Take a class! Browse the Internet! Meet some people who have some experience, learn how to tie knots and what handcuffs are the most comfortable; learn how to clean your rope, try on different toys like you try on safewords and figure out what you want out of bondage.

And once you finish doing that—don’t forget to wink when you tell curious people that it’s just art.

Lily Zheng is the president of Kardinal Kink. Contact her at lilyz8@stanford.edu.

  • student

    I love this article. I think of kinky practice as “risk-aware” rather than “safe”; you take precautions, but the risks are still there. Just like the examples you mentioned. But sex is definitely another one where people don’t take the precautions they should or check in with each other.
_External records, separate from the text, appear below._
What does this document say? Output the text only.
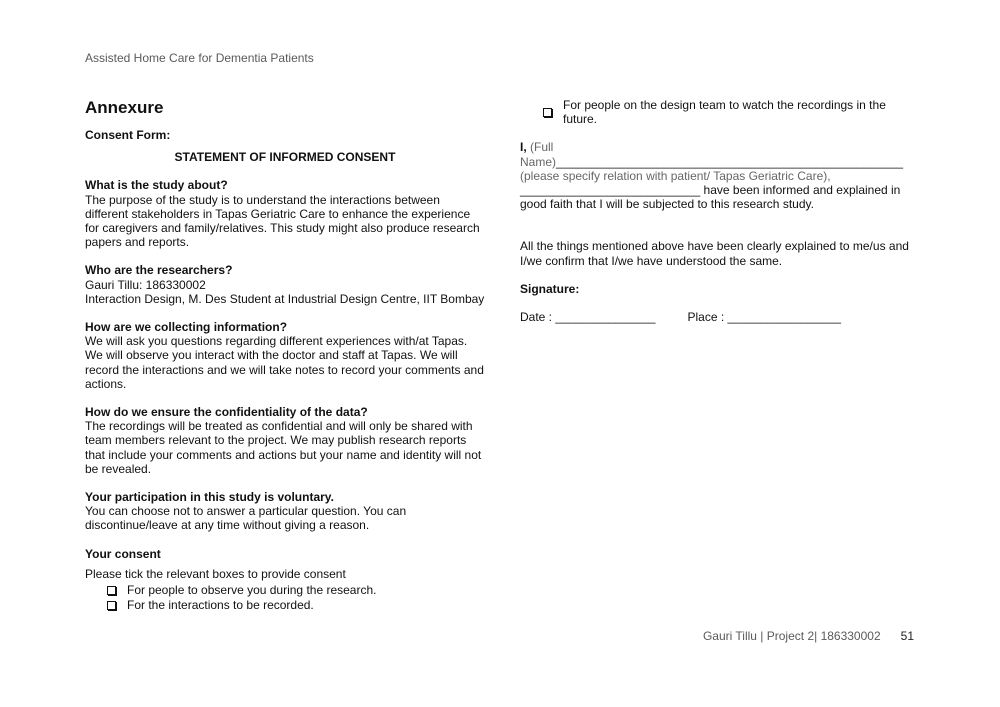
Assisted Home Care for Dementia Patients
Annexure
Consent Form:
STATEMENT OF INFORMED CONSENT
What is the study about?

The purpose of the study is to understand the interactions between different stakeholders in Tapas Geriatric Care to enhance the experience for caregivers and family/relatives. This study might also produce research papers and reports.

Who are the researchers?

Gauri Tillu: 186330002

Interaction Design, M. Des Student at Industrial Design Centre, IIT Bombay

How are we collecting information?

We will ask you questions regarding different experiences with/at Tapas. We will observe you interact with the doctor and staff at Tapas. We will record the interactions and we will take notes to record your comments and actions.

How do we ensure the confidentiality of the data?

The recordings will be treated as confidential and will only be shared with team members relevant to the project. We may publish research reports that include your comments and actions but your name and identity will not be revealed.

Your participation in this study is voluntary.

You can choose not to answer a particular question. You can discontinue/leave at any time without giving a reason.

Your consent
Please tick the relevant boxes to provide consent
For people to observe you during the research.
For the interactions to be recorded.
For people on the design team to watch the recordings in the future.

I, (Full Name)____________________________________________________ (please specify relation with patient/ Tapas Geriatric Care), ___________________________ have been informed and explained in good faith that I will be subjected to this research study.

All the things mentioned above have been clearly explained to me/us and I/we confirm that I/we have understood the same.

Signature:
Date : _______________	Place : _________________
Gauri Tillu | Project 2| 186330002 51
  • http://www.NudistDatingSites.net/ NudistSingle.net

    while you’re throwing your clothing off faster than nudists coming back from a business meeting. And that’s awesome, but there’s more to it!

  • Guest

    Lily, what do your mom and dad and the rest of your family think of your need to publicize a private and personal topic? You remind me of the well known Duke prostitute.

  • The Oftended

    I have found Ms. Lily Zheng’s columns quite offensive. While she is entitled to her own opinions and her way of live, The Daily is just not the right platform for her to asset her opinions in such a grossly inappropriate manner, especially as a columnist. I hope that such contents would not be further indulged by The Daily.

  • guest

    I am surprised that Stanford does not recognize Zheng’s column as a violation of Title 9, especially since 55 schools of higher ed are currently under investigation by the Feds. It is also noted on another Stanford website that her club, as she sees it, did not receive permission to exist as an official Stanford club.

  • Recent Alum

    Yo, in no way do you remind me of a prostitute and I fail to see how this could in any way be relevant to Title 9 violations, except insofar as a culture of sex-positivity and open and frank discussion of consensual sexual practices can help FIGHT and push back against a culture that both leads to and condones sexual assault while simultaneously slut-shaming victims into silence and brushing these topics under the rug. In other words, although this is a very direct and in many ways shocking article, I have to applaud the author’s courage in putting herself out there as a focal point for this discussion. I hope an allegedly liberal and evolved campus will stand behind you.

  • Student

    Thanks for advocating for safety and sex positivity! Sorry about the comments that criticize you; I honestly don’t see why people would be upset about safe sex between consenting adults, even if it’s not to their personal taste. I hope public, open conversations like these will eventually reduce the unfair stigma around safe, consensual, “non-vanilla” sex.